III. Sur l'exigibilité de la dette et les sommes dues
En application des articles 1103, 1231-1, 1224 et 1225 du code civil, en cas de défaillance de l'emprunteur, la déchéance du terme, sauf disposition expresse et non équivoque, ne peut être déclarée acquise au créancier sans la délivrance d'une mise en demeure restée sans effet, précisant le délai dont disposait le débiteur pour y faire obstacle.
L'établissement de crédit justifie toutefois avoir adressé en date du 23 octobre 2023 à Mme [P] [C], co-empruntrice solidaire, une mise en demeure de régler les échéances impayées, soit 1.620,32 €, dans un délai de trente jours, sous peine de déchéance du terme.
La déchéance du terme a effectivement été prononcée le 23 janvier 2024.
La société COFIDIS est donc bien fondée à solliciter l'ensemble des sommes restant dues, après application de la déchéance totale du droit aux intérêts.
Compte tenu de la déchéance du droit aux intérêts prononcée, la créance totale du prêteur s'élève à la différence entre le montant financé et l'ensemble des versements effectués par les emprunteurs, faits à quelque titre que ce soit, le prêteur ne pouvant réclamer en sus l'indemnité légale prévue à l'article L 312-39 du code de la consommation.
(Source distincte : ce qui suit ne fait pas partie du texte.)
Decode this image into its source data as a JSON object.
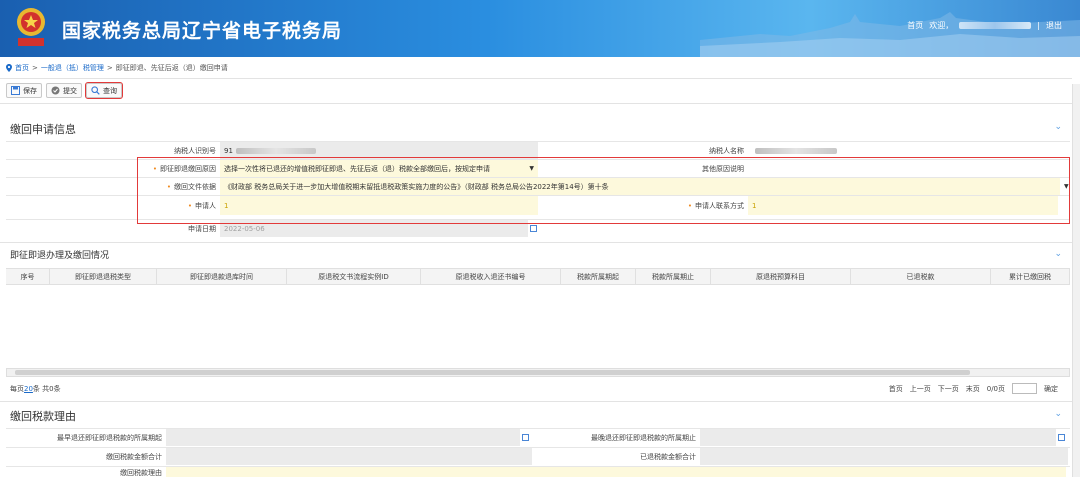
{
  "header": {
    "site_title": "国家税务总局辽宁省电子税务局",
    "nav_home": "首页",
    "nav_welcome": "欢迎，",
    "nav_logout": "退出",
    "nav_sep": "|"
  },
  "breadcrumb": {
    "home": "首页",
    "level1": "一般退（抵）税管理",
    "level2": "即征即退、先征后返（退）缴回申请",
    "sep": ">"
  },
  "toolbar": {
    "save_label": "保存",
    "submit_label": "提交",
    "query_label": "查询"
  },
  "section1": {
    "title": "缴回申请信息",
    "rows": {
      "taxpayer_id_label": "纳税人识别号",
      "taxpayer_id_value": "91",
      "taxpayer_name_label": "纳税人名称",
      "reason_label": "即征即退缴回原因",
      "reason_value": "选择一次性将已退还的增值税即征即退、先征后返（退）税款全部缴回后，按规定申请",
      "other_reason_label": "其他原因说明",
      "doc_basis_label": "缴回文件依据",
      "doc_basis_value": "《财政部 税务总局关于进一步加大增值税期末留抵退税政策实施力度的公告》（财政部 税务总局公告2022年第14号）第十条",
      "applicant_label": "申请人",
      "applicant_value": "1",
      "contact_label": "申请人联系方式",
      "contact_value": "1",
      "date_label": "申请日期",
      "date_value": "2022-05-06"
    }
  },
  "section2": {
    "title": "即征即退办理及缴回情况",
    "columns": [
      "序号",
      "即征即退退税类型",
      "即征即退款退库时间",
      "原退税文书流程实例ID",
      "原退税收入退还书编号",
      "税款所属期起",
      "税款所属期止",
      "原退税预算科目",
      "已退税款",
      "累计已缴回税"
    ],
    "pager": {
      "per_page_prefix": "每页",
      "per_page_value": "20",
      "per_page_suffix": "条 共0条",
      "first": "首页",
      "prev": "上一页",
      "next": "下一页",
      "last": "末页",
      "page_info": "0/0页",
      "confirm": "确定"
    }
  },
  "section3": {
    "title": "缴回税款理由",
    "earliest_label": "最早退还即征即退税款的所属期起",
    "latest_label": "最晚退还即征即退税款的所属期止",
    "return_total_label": "缴回税款金额合计",
    "refunded_total_label": "已退税款金额合计",
    "reason_label": "缴回税款理由"
  }
}
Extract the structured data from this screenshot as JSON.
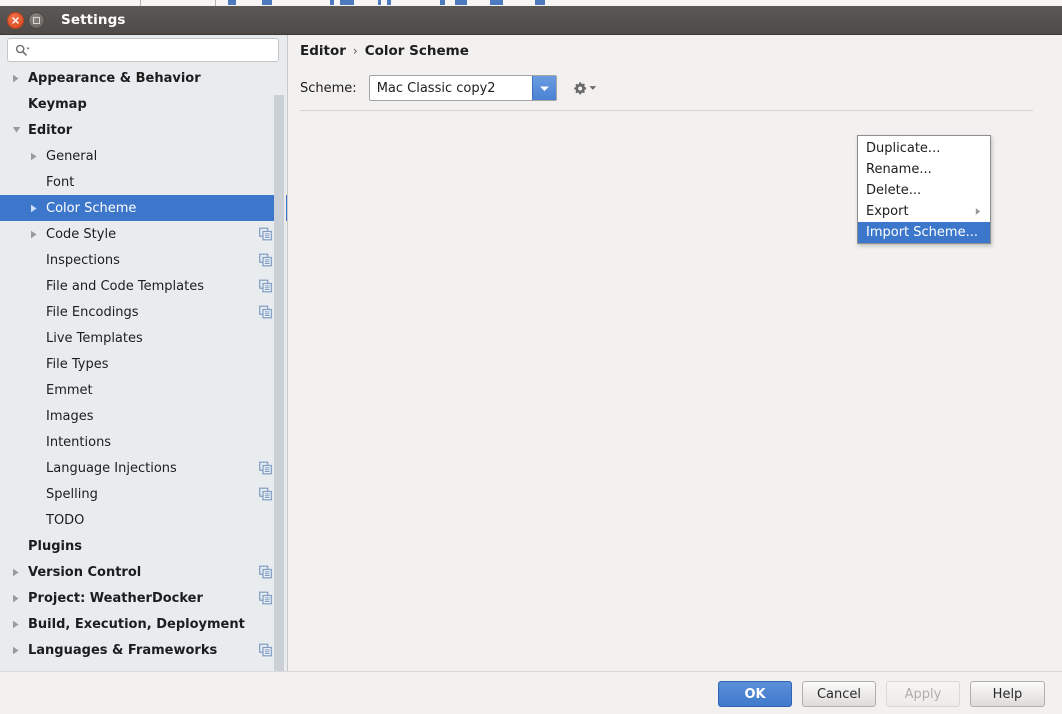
{
  "window": {
    "title": "Settings",
    "close_icon": "close-icon",
    "maximize_icon": "maximize-icon"
  },
  "sidebar": {
    "search": {
      "placeholder": "",
      "value": "",
      "icon": "search-icon"
    },
    "items": [
      {
        "label": "Appearance & Behavior",
        "indent": 0,
        "bold": true,
        "twisty": "collapsed",
        "copy": false,
        "selected": false
      },
      {
        "label": "Keymap",
        "indent": 0,
        "bold": true,
        "twisty": "none",
        "copy": false,
        "selected": false
      },
      {
        "label": "Editor",
        "indent": 0,
        "bold": true,
        "twisty": "expanded",
        "copy": false,
        "selected": false
      },
      {
        "label": "General",
        "indent": 1,
        "bold": false,
        "twisty": "collapsed",
        "copy": false,
        "selected": false
      },
      {
        "label": "Font",
        "indent": 1,
        "bold": false,
        "twisty": "none",
        "copy": false,
        "selected": false
      },
      {
        "label": "Color Scheme",
        "indent": 1,
        "bold": false,
        "twisty": "collapsed",
        "copy": false,
        "selected": true
      },
      {
        "label": "Code Style",
        "indent": 1,
        "bold": false,
        "twisty": "collapsed",
        "copy": true,
        "selected": false
      },
      {
        "label": "Inspections",
        "indent": 1,
        "bold": false,
        "twisty": "none",
        "copy": true,
        "selected": false
      },
      {
        "label": "File and Code Templates",
        "indent": 1,
        "bold": false,
        "twisty": "none",
        "copy": true,
        "selected": false
      },
      {
        "label": "File Encodings",
        "indent": 1,
        "bold": false,
        "twisty": "none",
        "copy": true,
        "selected": false
      },
      {
        "label": "Live Templates",
        "indent": 1,
        "bold": false,
        "twisty": "none",
        "copy": false,
        "selected": false
      },
      {
        "label": "File Types",
        "indent": 1,
        "bold": false,
        "twisty": "none",
        "copy": false,
        "selected": false
      },
      {
        "label": "Emmet",
        "indent": 1,
        "bold": false,
        "twisty": "none",
        "copy": false,
        "selected": false
      },
      {
        "label": "Images",
        "indent": 1,
        "bold": false,
        "twisty": "none",
        "copy": false,
        "selected": false
      },
      {
        "label": "Intentions",
        "indent": 1,
        "bold": false,
        "twisty": "none",
        "copy": false,
        "selected": false
      },
      {
        "label": "Language Injections",
        "indent": 1,
        "bold": false,
        "twisty": "none",
        "copy": true,
        "selected": false
      },
      {
        "label": "Spelling",
        "indent": 1,
        "bold": false,
        "twisty": "none",
        "copy": true,
        "selected": false
      },
      {
        "label": "TODO",
        "indent": 1,
        "bold": false,
        "twisty": "none",
        "copy": false,
        "selected": false
      },
      {
        "label": "Plugins",
        "indent": 0,
        "bold": true,
        "twisty": "none",
        "copy": false,
        "selected": false
      },
      {
        "label": "Version Control",
        "indent": 0,
        "bold": true,
        "twisty": "collapsed",
        "copy": true,
        "selected": false
      },
      {
        "label": "Project: WeatherDocker",
        "indent": 0,
        "bold": true,
        "twisty": "collapsed",
        "copy": true,
        "selected": false
      },
      {
        "label": "Build, Execution, Deployment",
        "indent": 0,
        "bold": true,
        "twisty": "collapsed",
        "copy": false,
        "selected": false
      },
      {
        "label": "Languages & Frameworks",
        "indent": 0,
        "bold": true,
        "twisty": "collapsed",
        "copy": true,
        "selected": false
      }
    ]
  },
  "content": {
    "breadcrumb": {
      "root": "Editor",
      "separator": "›",
      "current": "Color Scheme"
    },
    "scheme": {
      "label": "Scheme:",
      "value": "Mac Classic copy2",
      "dropdown_icon": "chevron-down-icon",
      "gear_icon": "gear-icon"
    }
  },
  "menu": {
    "items": [
      {
        "label": "Duplicate...",
        "highlighted": false,
        "submenu": false
      },
      {
        "label": "Rename...",
        "highlighted": false,
        "submenu": false
      },
      {
        "label": "Delete...",
        "highlighted": false,
        "submenu": false
      },
      {
        "label": "Export",
        "highlighted": false,
        "submenu": true
      },
      {
        "label": "Import Scheme...",
        "highlighted": true,
        "submenu": false
      }
    ]
  },
  "footer": {
    "ok": "OK",
    "cancel": "Cancel",
    "apply": "Apply",
    "help": "Help"
  },
  "colors": {
    "selection_blue": "#3d77cc",
    "titlebar": "#55514e",
    "sidebar_bg": "#e8ecef",
    "content_bg": "#f2f1f0",
    "close_button": "#e2562c"
  }
}
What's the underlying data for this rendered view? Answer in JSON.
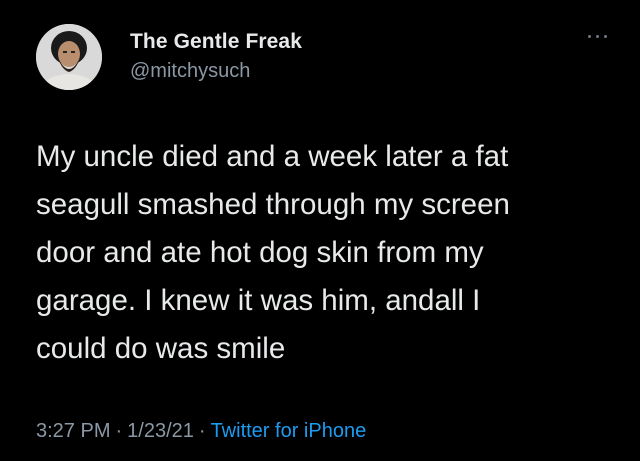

Le prêt était d'un montant de 9.000 €, et le total des sommes payées par les co-emprunteurs s'élève à 509,78 €.
Les sommes dues par les co-emprunteurs s'élèvent donc à 8490,22 €.
Cette condamnation sera solidaire en application de la clause de solidarité présente dans le contrat.
Concernant les intérêts au taux légal, l’article L 313-3 du code monétaire et financier dispose qu'en cas de condamnation pécuniaire par décision de justice, le taux de l’intérêt légal est majoré de cinq points à l’expiration d’un délai de deux mois à compter du jour où la décision de justice est devenue exécutoire.
En l’état d’un intérêt au taux légal de 4,92 % au second semestre 2024, le taux majoré passerait à 9,92 %, de sorte que la sanction de la déchéance du droit aux intérêts perdrait toute effectivité. Il appartient au juge national de s’assurer du caractère efficace et dissuasif des sanctions prévues par le droit de la consommation (CJUE 27 mars 2014 ,C-565/12, LCL c/ Fesih Kalhan et C-565/12 LCL Le Crédit Lyonnais). Les sommes dues porteront donc intérêt au taux légal non majoré à compter du 23 janvier 2024.
IV. Sur les demandes accessoires
L'équité commande de ne pas faire application de l'article 700 du code de procédure civile.
Les défendeurs, qui succombent principalement, seront condamnés in solidum aux dépens de l'instance.
L'exécution provisoire des décisions de première instance est désormais de droit.
PAR CES MOTIFS,
Le juge des contentieux et de la protection, statuant par mise à disposition au greffe, par décision réputée contradictoire et en premier ressort,
Déclare recevable l'action de la société COFIDIS au regard de la forclusion,
Constate la résiliation du contrat de crédit du 3 octobre 2022 liant la société COFIDIS et M. [H] [V] et Mme [P] [C] ,
En conséquence,
Condamne solidairement M. [H] [V] et Mme [P] [C] à payer à la société COFIDIS la somme de 8490,22 € outre intérêt au taux légal non majoré à compter du 23 janvier 2024,
Déboute les parties de toute demande plus ample ou contraire,
Condamne in solidum M. [H] [V] et Mme [P] [C] aux entiers dépens,
Dit n’y avoir lieu à écarter l'exécution provisoire de droit.
Ainsi dit et jugé par mise à disposition au greffe les jours, mois et an susdits.